Pro P. Quinctio
Cicero, Marcus Tullius
Cicero. The Orations of Marcus Tullius Cicero, Volume 1. Yonge, Charles Duke, translator. London: Bell, 1903.
Did you, before you made the demand to be allowed to take possession of his goods, send any one to take care that the master should be driven by force off the estate by his own slaves? Choose whichever you like; the one is incredible; the other abominable; and both are unheard-of before this time. Do you mean that any one ran over seven hundred miles in two days? Tell me. Do you deny it? Then you sent some one beforehand. I had rather you did. For if you were to say that, you would be seen to tell an impudent lie: when you confess this, you admit that you did a thing which you cannot conceal even by a lies. Will such a design, so covetous, so audacious, so precipitate, be approved of by Aquillius and by such men as he is?
What does this madness, what does this baste, what does this precipitation intimate? Does it not prove violence? does it not prove wickedness? does it not prove robbery? does it not, in short, prove everything rather than right, than duty, or than modesty? You send some one without the command of the praetor.

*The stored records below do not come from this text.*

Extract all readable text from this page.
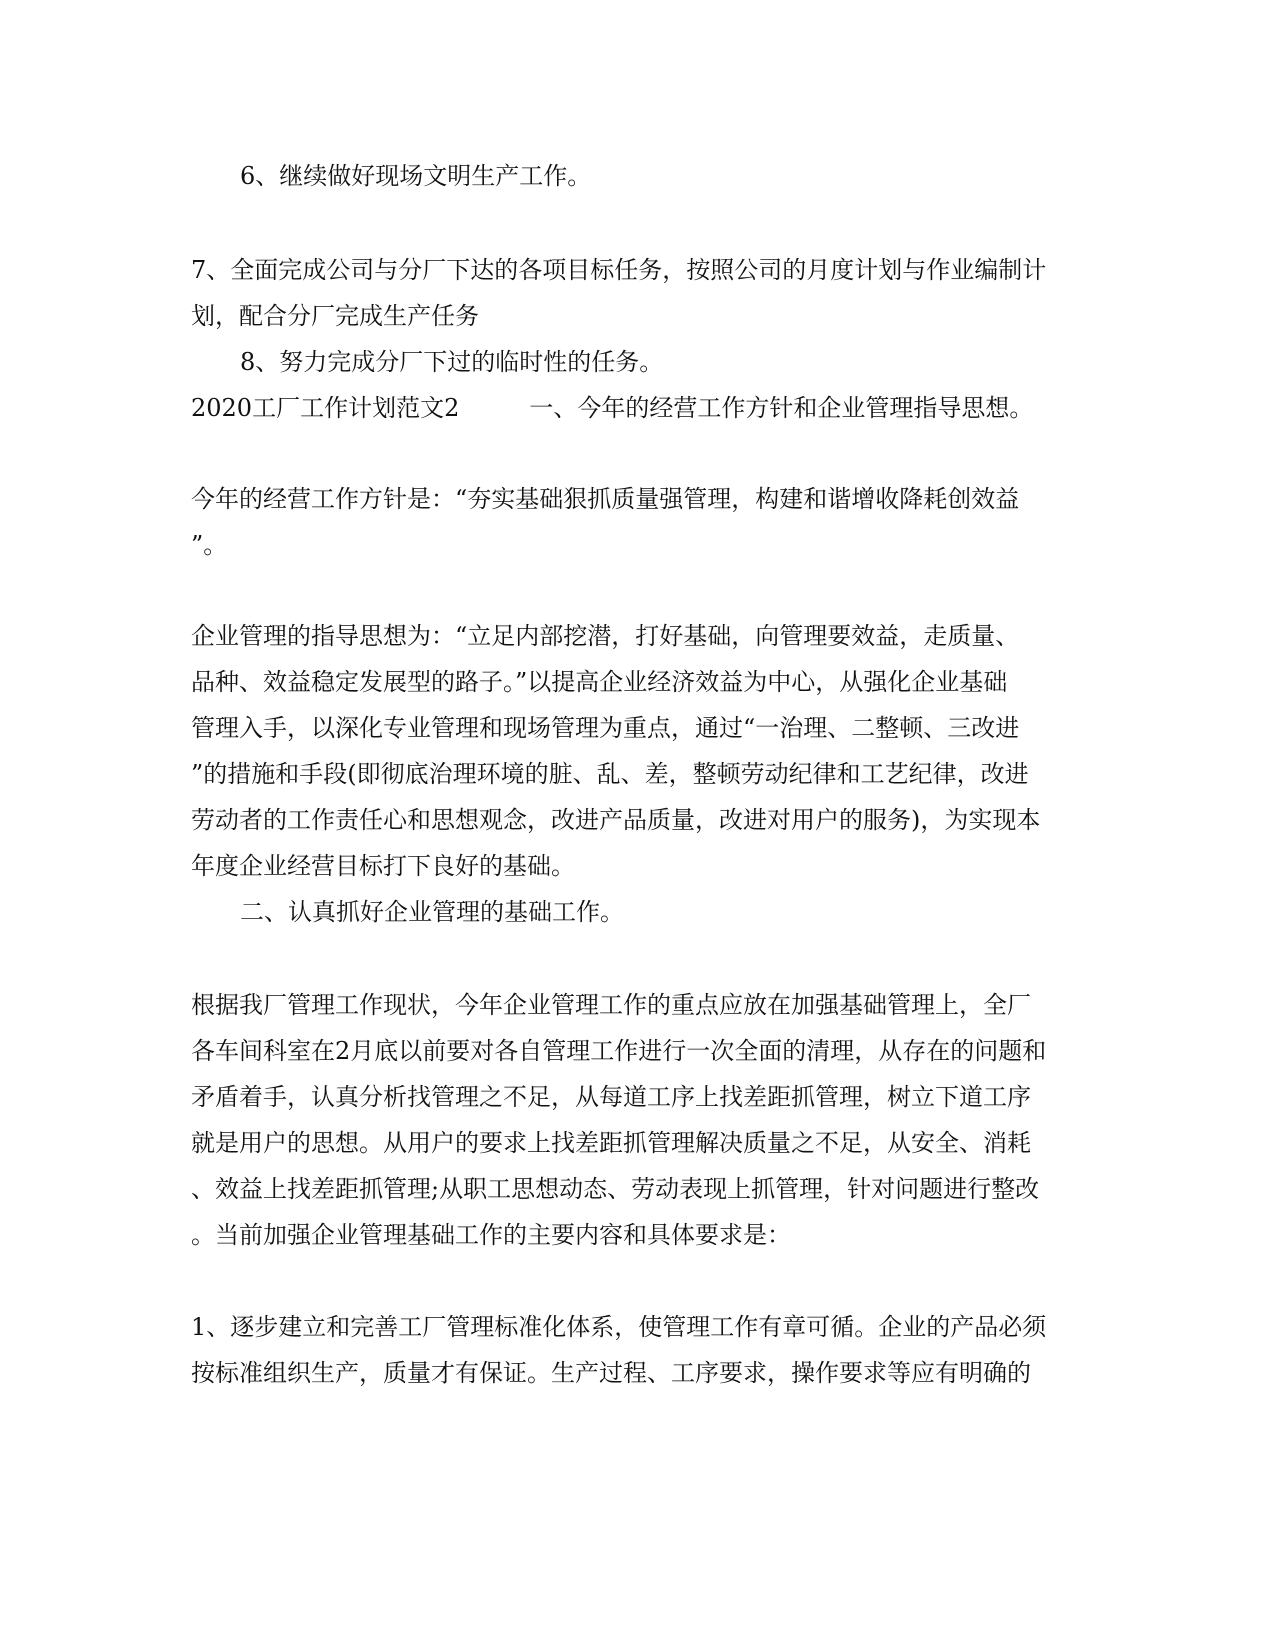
6、继续做好现场文明生产工作。
7、全面完成公司与分厂下达的各项目标任务，按照公司的月度计划与作业编制计
划，配合分厂完成生产任务
8、努力完成分厂下过的临时性的任务。
2020工厂工作计划范文2	一、今年的经营工作方针和企业管理指导思想。
今年的经营工作方针是：“夯实基础狠抓质量强管理，构建和谐增收降耗创效益
”。
企业管理的指导思想为：“立足内部挖潜，打好基础，向管理要效益，走质量、
品种、效益稳定发展型的路子。”以提高企业经济效益为中心，从强化企业基础
管理入手，以深化专业管理和现场管理为重点，通过“一治理、二整顿、三改进
”的措施和手段(即彻底治理环境的脏、乱、差，整顿劳动纪律和工艺纪律，改进
劳动者的工作责任心和思想观念，改进产品质量，改进对用户的服务)，为实现本
年度企业经营目标打下良好的基础。
二、认真抓好企业管理的基础工作。
根据我厂管理工作现状，今年企业管理工作的重点应放在加强基础管理上，全厂
各车间科室在2月底以前要对各自管理工作进行一次全面的清理，从存在的问题和
矛盾着手，认真分析找管理之不足，从每道工序上找差距抓管理，树立下道工序
就是用户的思想。从用户的要求上找差距抓管理解决质量之不足，从安全、消耗
、效益上找差距抓管理;从职工思想动态、劳动表现上抓管理，针对问题进行整改
。当前加强企业管理基础工作的主要内容和具体要求是：
1、逐步建立和完善工厂管理标准化体系，使管理工作有章可循。企业的产品必须
按标准组织生产，质量才有保证。生产过程、工序要求，操作要求等应有明确的
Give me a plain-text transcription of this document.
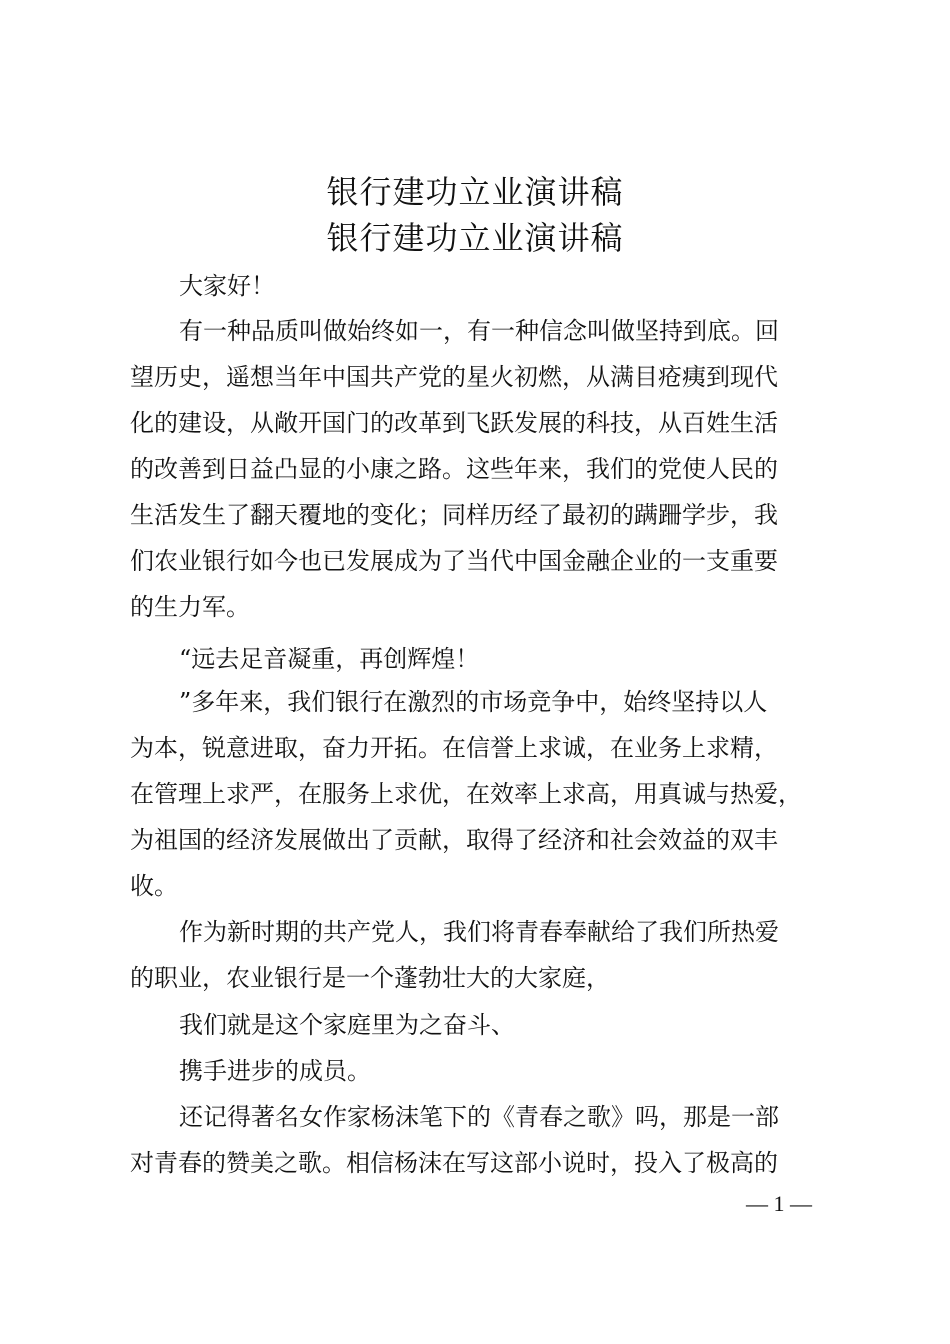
银行建功立业演讲稿
银行建功立业演讲稿
大家好！
有一种品质叫做始终如一，有一种信念叫做坚持到底。回
望历史，遥想当年中国共产党的星火初燃，从满目疮痍到现代
化的建设，从敞开国门的改革到飞跃发展的科技，从百姓生活
的改善到日益凸显的小康之路。这些年来，我们的党使人民的
生活发生了翻天覆地的变化；同样历经了最初的蹒跚学步，我
们农业银行如今也已发展成为了当代中国金融企业的一支重要
的生力军。
“远去足音凝重，再创辉煌！
”多年来，我们银行在激烈的市场竞争中，始终坚持以人
为本，锐意进取，奋力开拓。在信誉上求诚，在业务上求精，
在管理上求严，在服务上求优，在效率上求高，用真诚与热爱，
为祖国的经济发展做出了贡献，取得了经济和社会效益的双丰
收。
作为新时期的共产党人，我们将青春奉献给了我们所热爱
的职业，农业银行是一个蓬勃壮大的大家庭，
我们就是这个家庭里为之奋斗、
携手进步的成员。
还记得著名女作家杨沫笔下的《青春之歌》吗，那是一部
对青春的赞美之歌。相信杨沫在写这部小说时，投入了极高的
— 1 —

With what intention? You knew he would order it. What then? When he had ordered it, could you not have sent then? You were about to ask him. When? Thirty days after. Yes, if nothing hindered you; if the same intention existed; if you were well; in short, if you were alive. The praetor would have made the order, I suppose, if he chose, if he was well, if he was in court, if no one objected, by giving security according to his decree, and by being willing to stand a trial.
For, by the immortal gods, if Alphenus, the agent of Publius Quinctius, were then willing to give security and to stand a trial, and in short to do everything which you chose, what would you do? Would you recall him whom you had sent into Gaul? But this man would have been already expelled from his farm, already driven headlong from his home, already (the most unworthy thing of all) assaulted by the hands of his own slaves, in obedience to your messenger and command. You would, forsooth, make amends for these things afterwards. Do you dare to speak of the life of any man, you who must admit this,—that you were so blinded by covetousness and avarice, that, though you did not know what would happen afterwards, but many things might happen, you placed your hope from a present crime in the uncertain event of the future? And I say this, just as if, at that very time when the praetor had ordered you to take possession according to his edict, you had sent any one to take possession, you either ought to, or could have ejected Publius Quinctius from possession.
Everything, O Caius Aquillius, is of such a nature that any one may be able to perceive that in this cause dishonesty and interest are contending with poverty and truth. How did the praetor order you to take possession? I suppose, in accordance with his edict. In what words was the recognizance drawn up? “If the goods of Publius Quinctius have been taken possession of in accordance with the praetor's edict.” Let us return to the edict. How does that enjoin you to take possession? Is there any pretence, O Caius Aquillius, if he took possession in quite a different way from that which the praetor enjoined, for denying that then he did not take possession according to the edict, but that I have beaten him in the trial? None, I imagine. Let us refer to the edict.—“They who in accordance with my edict have come into possession.” He is speaking of you, Naevius, as you think; for you say that you came into possession according to the edict. He defines for you what you are to do; he instructs you; he gives you precepts. “It seems that those ought to be in possession.” How? “That which they can rightly secure in the place where they now are, let them secure there; that which they cannot, they may carry or lead away.” What then? “It is not right,” says he, “to drive away the owner against his will.” The very man who with the object of cheating is keeping out of the way, the very man who deals dishonestly with all his creditors, he forbids to be driven off his farm against his will.